I've been in the situation recently where I've been asked to estimate a project for contract work. I know my hourly rate, no problems there, but I have huge difficulty estimating how long something will take.
If you overestimate, you may not get the contract, if you underestimate, you end up working for peanuts to get the thing done.
So my question to you is; how do you estimate a project's timescale/cost?, and how do you negotiate with the customer to protect yourself in the event that the project runs over time budget, as they generally tend to?
thanks in advance, and apologies if this has already been asked.
Paul
Suit: Don't waste your time trying to work out what you expect the schedule to look like. Figure out what they can bear, and negotiate a deal that guarantees you get most of the money they can spend with the least risk to you.
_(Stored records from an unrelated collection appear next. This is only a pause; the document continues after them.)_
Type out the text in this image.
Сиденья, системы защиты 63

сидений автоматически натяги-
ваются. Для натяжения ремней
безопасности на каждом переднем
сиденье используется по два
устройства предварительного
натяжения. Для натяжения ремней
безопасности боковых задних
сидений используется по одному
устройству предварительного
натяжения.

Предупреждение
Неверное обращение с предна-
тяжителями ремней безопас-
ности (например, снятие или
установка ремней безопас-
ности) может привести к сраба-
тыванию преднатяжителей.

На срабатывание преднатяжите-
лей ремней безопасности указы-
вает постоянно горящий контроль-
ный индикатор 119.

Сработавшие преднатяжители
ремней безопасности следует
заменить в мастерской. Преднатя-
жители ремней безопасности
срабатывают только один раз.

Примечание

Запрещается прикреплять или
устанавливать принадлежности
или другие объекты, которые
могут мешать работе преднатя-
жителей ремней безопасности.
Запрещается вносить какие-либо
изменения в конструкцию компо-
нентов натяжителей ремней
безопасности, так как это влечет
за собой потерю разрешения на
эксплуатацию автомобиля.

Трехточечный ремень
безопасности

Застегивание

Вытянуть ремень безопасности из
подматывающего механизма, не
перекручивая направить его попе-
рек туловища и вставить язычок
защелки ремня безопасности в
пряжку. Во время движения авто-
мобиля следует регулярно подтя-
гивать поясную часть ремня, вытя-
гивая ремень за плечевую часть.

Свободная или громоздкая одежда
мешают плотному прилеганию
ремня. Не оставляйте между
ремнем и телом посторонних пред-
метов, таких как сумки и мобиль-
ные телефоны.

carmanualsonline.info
Your liability is in what you promise contractually, so hire a good lawyer to help you minimize your legal liability.
Me: Race to do the project before negotiations need to wrap up. Then write a beautifully detailed schedule with visible checkpoints, negotiate with confidence, and deliver checkpoints slightly a head of time on average. Use a little of your spare time to meet their mid-project change requests and build in a feature that tickles your interest and will delight them.
Coder: Negotiating a schedule is like negotiating how long it'll take to produce a baby. It'll be done when it's done, but if you get me a girlfriend I'll get it done faster.
Software Engineer: Charge your customer a standard hourly rate to record their requirements and break them down into function points. Estimate function point complexity and risk based upon your organizations prior prior projects function point productivity. Schedule a week with the customer 3 months from now to present your analysis and estimates including confidence intervals and costs in each scenario.